Maine banned the spreading and composting of sludge last year to prevent the continued spread of forever chemicals, a dangerous class of heat and water-resistant chemicals, in the state’s drinking water, its farmlands, and locally grown food, game and fish.

The state is requiring public water and wastewater plant operators to test for these chemicals, or PFAS, which have been linked to cancer, kidney malfunction, immune system suppression, and pre-eclampsia in pregnant women. Full results won’t be available until later this year.

In correspondence with its customers, however, Casella admits it is using some disposal fee hikes to build markets for Maine sludge – at least some of which is known to have unsafe PFAS levels – in states and countries with environmental laws that are not as strict as Maine’s.

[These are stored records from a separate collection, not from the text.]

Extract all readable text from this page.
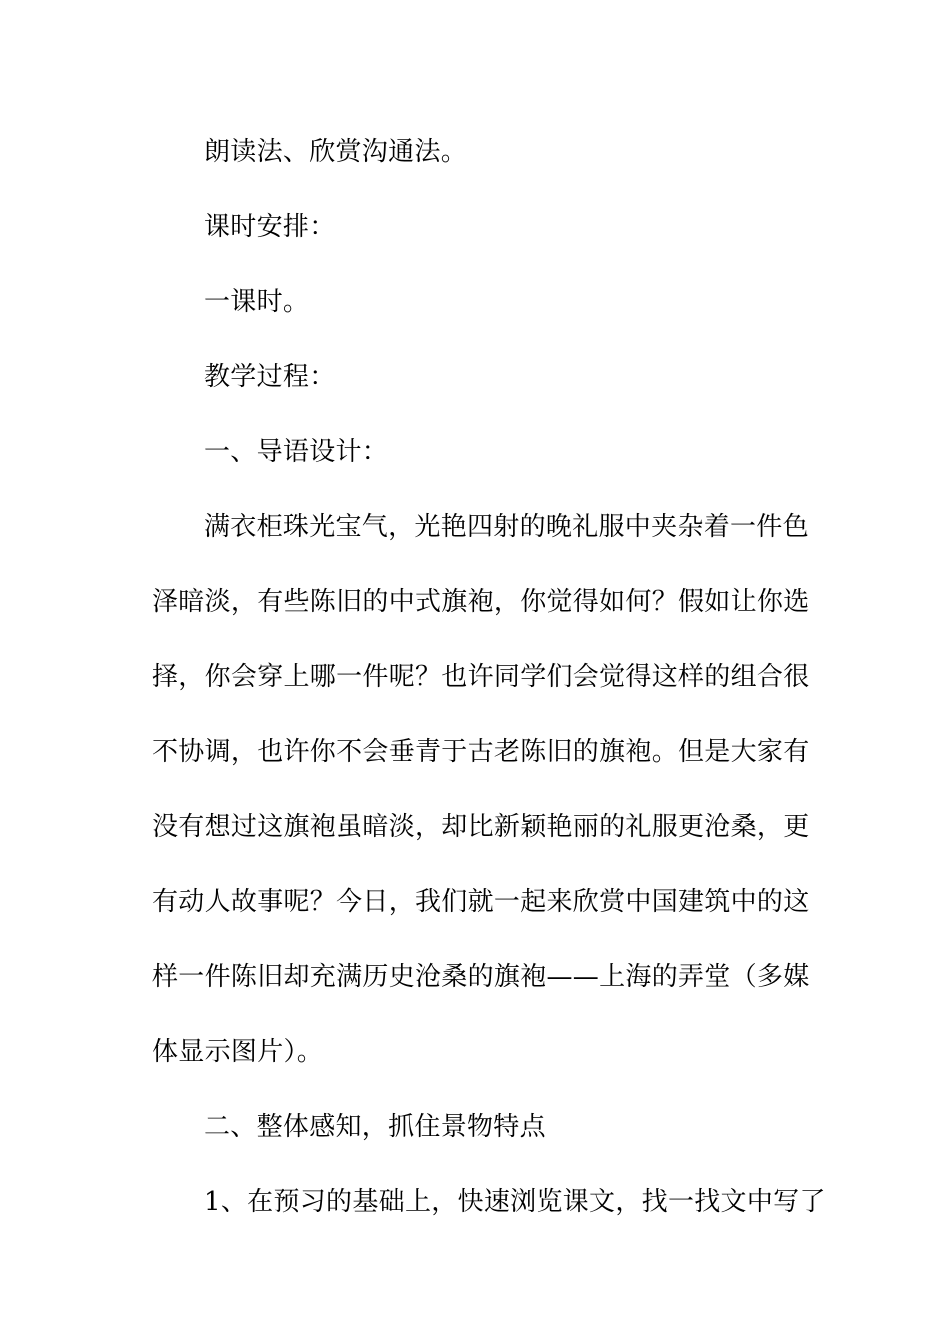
朗读法、欣赏沟通法。
课时安排：
一课时。
教学过程：
一、导语设计：
满衣柜珠光宝气，光艳四射的晚礼服中夹杂着一件色
泽暗淡，有些陈旧的中式旗袍，你觉得如何？假如让你选
择，你会穿上哪一件呢？也许同学们会觉得这样的组合很
不协调，也许你不会垂青于古老陈旧的旗袍。但是大家有
没有想过这旗袍虽暗淡，却比新颖艳丽的礼服更沧桑，更
有动人故事呢？今日，我们就一起来欣赏中国建筑中的这
样一件陈旧却充满历史沧桑的旗袍——上海的弄堂（多媒
体显示图片）。
二、整体感知，抓住景物特点
1、在预习的基础上，快速浏览课文，找一找文中写了
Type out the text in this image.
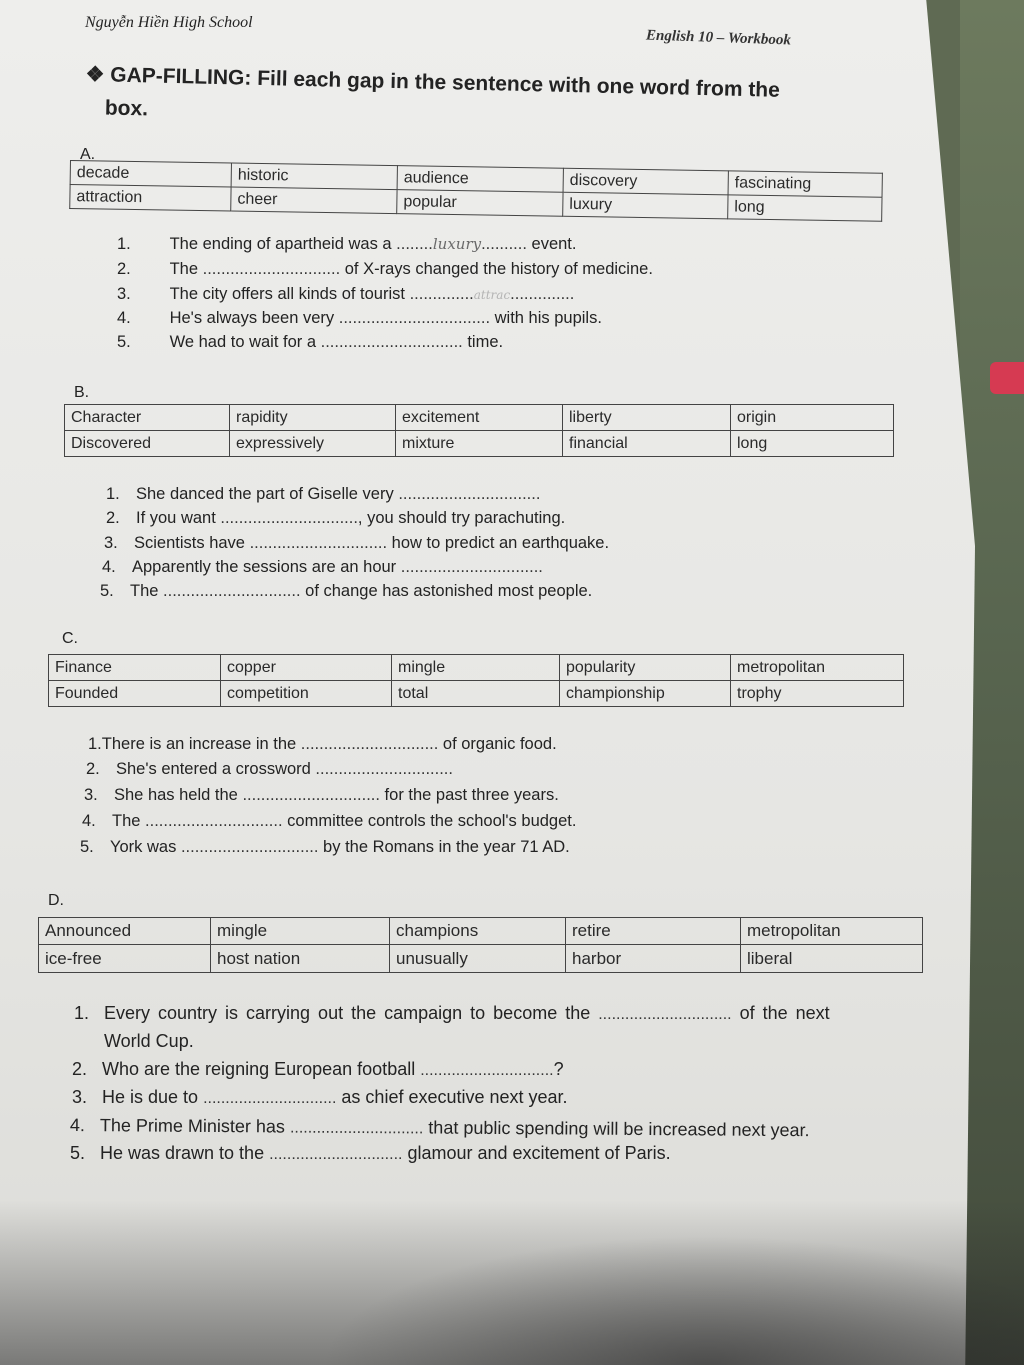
Nguyễn Hiền High School
English 10 – Workbook
❖ GAP-FILLING: Fill each gap in the sentence with one word from the
box.
A.
decade	historic	audience	discovery	fascinating
attraction	cheer	popular	luxury	long
1. The ending of apartheid was a ........luxury.......... event.
2. The .............................. of X-rays changed the history of medicine.
3. The city offers all kinds of tourist ..............attrac..............
4. He's always been very ................................. with his pupils.
5. We had to wait for a ............................... time.
B.
Character	rapidity	excitement	liberty	origin
Discovered	expressively	mixture	financial	long
1. She danced the part of Giselle very ...............................
2. If you want .............................., you should try parachuting.
3. Scientists have .............................. how to predict an earthquake.
4. Apparently the sessions are an hour ...............................
5. The .............................. of change has astonished most people.
C.
Finance	copper	mingle	popularity	metropolitan
Founded	competition	total	championship	trophy
1.There is an increase in the .............................. of organic food.
2. She's entered a crossword ..............................
3. She has held the .............................. for the past three years.
4. The .............................. committee controls the school's budget.
5. York was .............................. by the Romans in the year 71 AD.
D.
Announced	mingle	champions	retire	metropolitan
ice-free	host nation	unusually	harbor	liberal
1. Every country is carrying out the campaign to become the .............................. of the next
World Cup.
2. Who are the reigning European football ..............................?
3. He is due to .............................. as chief executive next year.
4. The Prime Minister has .............................. that public spending will be increased next year.
5. He was drawn to the .............................. glamour and excitement of Paris.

“Moving forward, Casella will have to bear the considerable cost of developing new markets for the compost in southern New England, New York and Canada,” a Casella director wrote to the manager of the Brunswick Sewer District last May.

Nichols likens that approach to kicking the can down the road. Eventually, those states, or countries, will wise up, stop accepting the sludge of others and start adopting laws like Maine’s to tackle the PFAS problem head-on, Nichols said.

A Casella spokesman was not available Wednesday afternoon to respond to Nichols’ claims. On Tuesday, when contacted about Juniper Ridge’s changing sludge policy, the spokesman blamed the difficult situation facing local sewer plant operators on the new state laws.


“What we are seeing is the direct result of the passing of two diametrically opposed bills,” he said.

It is unclear what happens to the U.S. sludge once haulers truck it to New Brunswick – in some provinces, sludge is still spread as fertilizer, while in others, it is burned or landfilled. Canadian and provincial officials did not respond to requests for information about sludge handling policies.

Three years ago, Scarborough was paying Casella about $200,000 a year to haul away its sludge, either to be composted at Hawk Ridge Composting Facility or landfilled at Juniper Ridge. But new laws that prohibited sludge composting or spreading doubled that cost.

The cost of hauling the sludge to Canada is now going to drive that cost up even higher to $600,000 a year, Hughes said. To cover that, Scarborough is going to have to dip into its reserves, which is money usually saved for repairs or equipment purchases.

Hughes had his eye on some new high-tech dryers that could possibly reduce how much sludge he must now send to New Brunswick. Until then, however, Hughes and other sewer plant operators are being forced to consider other options, like refusing to sign off on any new sewer hook-ups.